El libro, la hermosa utilidad de lo inútil

El título de esta columna remite a una cierta mirada sobre los libros, en particular, sobre aquellos que José Ramón Valente, ministro de Economía, señaló preferir no leer pues consideraba que era tiempo que le estaba “quitando a aprender algo”.

Es decir, aluden a una pregunta radical, ¿para qué sirven los libros?

El año pasado, Carlos Peña nominó de manera similar su libro, Por qué importa la filosofía (Taurus, 2018). Ambas interrogantes, como observa Peña, remiten a “la creencia de que todo lo que hacemos se justifica en la utilidad que presta”.

Eso haría plausible la “idea de que ciertos quehaceres intelectuales”, como escribir, publicar y leer una novela o un tratado filosófico, “arriesgan el despilfarro y la inutilidad”.

Esta idea es, sin duda, una de las más notorias “desventajas del espíritu comercial”, por el “que las mentes de los hombres se contraen y se vuelven incapaces de elevarse. Se desprecia la educación o, por lo menos, se deja de lado, y el espíritu heroico se extingue casi por completo”.

La cita, que tomé prestada de Patricio Fernández, pertenece al economista y filósofo Adam Smith, y en ella se aprecia el peligro de buscar un beneficio o provecho inmediato y evidente en todas nuestras actividades, como única justificación para realizarlas.

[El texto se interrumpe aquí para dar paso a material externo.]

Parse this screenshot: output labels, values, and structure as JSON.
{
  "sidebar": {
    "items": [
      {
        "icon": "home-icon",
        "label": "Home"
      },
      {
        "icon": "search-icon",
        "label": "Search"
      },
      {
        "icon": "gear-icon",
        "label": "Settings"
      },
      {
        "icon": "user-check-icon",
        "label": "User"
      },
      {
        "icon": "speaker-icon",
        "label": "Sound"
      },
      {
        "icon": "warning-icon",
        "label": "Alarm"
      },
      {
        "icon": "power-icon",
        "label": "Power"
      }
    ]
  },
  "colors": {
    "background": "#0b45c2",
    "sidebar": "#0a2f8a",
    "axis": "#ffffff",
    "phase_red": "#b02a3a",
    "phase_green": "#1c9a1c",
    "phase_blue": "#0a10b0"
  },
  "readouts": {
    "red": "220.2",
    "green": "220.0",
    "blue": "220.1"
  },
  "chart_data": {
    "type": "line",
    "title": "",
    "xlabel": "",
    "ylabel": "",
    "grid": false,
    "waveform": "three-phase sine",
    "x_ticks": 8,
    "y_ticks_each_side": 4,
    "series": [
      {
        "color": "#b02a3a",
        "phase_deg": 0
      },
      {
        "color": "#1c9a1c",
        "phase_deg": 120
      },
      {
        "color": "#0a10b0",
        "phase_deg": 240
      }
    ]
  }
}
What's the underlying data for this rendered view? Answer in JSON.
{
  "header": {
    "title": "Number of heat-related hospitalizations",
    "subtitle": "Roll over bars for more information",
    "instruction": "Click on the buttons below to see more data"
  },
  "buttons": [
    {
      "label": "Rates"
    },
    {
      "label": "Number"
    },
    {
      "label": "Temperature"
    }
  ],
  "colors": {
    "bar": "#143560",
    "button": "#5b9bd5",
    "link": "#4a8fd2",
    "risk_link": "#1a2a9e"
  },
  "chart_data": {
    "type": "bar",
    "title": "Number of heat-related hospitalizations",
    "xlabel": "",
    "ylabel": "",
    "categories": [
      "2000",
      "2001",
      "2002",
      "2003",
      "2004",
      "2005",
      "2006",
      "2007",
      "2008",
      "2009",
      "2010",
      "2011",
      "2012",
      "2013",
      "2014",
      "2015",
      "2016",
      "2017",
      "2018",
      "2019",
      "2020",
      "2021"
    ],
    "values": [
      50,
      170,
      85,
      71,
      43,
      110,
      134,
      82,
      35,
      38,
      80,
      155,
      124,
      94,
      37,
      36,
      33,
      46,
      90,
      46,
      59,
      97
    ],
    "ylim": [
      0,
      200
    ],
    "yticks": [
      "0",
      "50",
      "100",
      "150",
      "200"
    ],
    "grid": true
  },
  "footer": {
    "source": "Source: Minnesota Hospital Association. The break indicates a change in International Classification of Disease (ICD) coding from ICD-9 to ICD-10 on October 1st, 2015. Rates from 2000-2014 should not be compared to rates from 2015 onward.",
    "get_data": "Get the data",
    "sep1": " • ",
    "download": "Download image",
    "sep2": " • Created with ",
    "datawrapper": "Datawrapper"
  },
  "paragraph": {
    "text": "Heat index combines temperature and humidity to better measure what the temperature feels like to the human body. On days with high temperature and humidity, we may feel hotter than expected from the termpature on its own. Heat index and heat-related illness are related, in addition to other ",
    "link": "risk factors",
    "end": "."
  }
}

Tal vez contra ese sentido pragmático e instrumental, en 1996 la Conferencia General de la UNESCO decidió celebrar el 23 de abril, el Día Mundial del Libro y del Derecho de Autor.

La fecha conmemora el fallecimiento, en 1616, de Cervantes, Shakespeare y el Inca Garcilaso de la Vega; aunque los datos son imprecisos, inexactos, se justifica la elección por la envergadura de los nombres que reúne.

La pregunta, empero, sigue en pie, ¿para qué sirven los libros? El cuestionamiento remite específicamente a volúmenes que carecen de utilidad visible, excluyendo, entonces, los manuales, enciclopedias o cualquiera que “enseñe” algo concreto y necesario.

Para dar respuesta, podemos citar a Fernando Savater, quien afirma que se puede vivir sin saber astrofísica o neurociencia, pero no “sin saber distinguir aquello que nos conviene de lo que nos perjudica”. Y también lo que conviene o perjudica a otros.

Pues bien, a eso precisamente invitan novelas, poesía, dramaturgia, ensayos filosóficos o crónicas literarias: a descubrir más de los otros, de sus realidades, de las formas de vidas que gozan o padecen; a ingresar a sus mentes, a sus mundos, a sus alegrías y frustraciones.

Esas lecturas permiten, nada menos, que empatizar con el otro, descubrir en él aquello que nos hace semejantes y también posibilita, al apreciar lo que nos diferencia, entender que nuestra forma de vida no es la única posible ni legítima.

A esto nos invita a pensar el Día mundial del libro, que todos los quehaceres intelectuales nos nutren y hacen mejores personas, poniendo de relieve las complejidades de la existencia humana.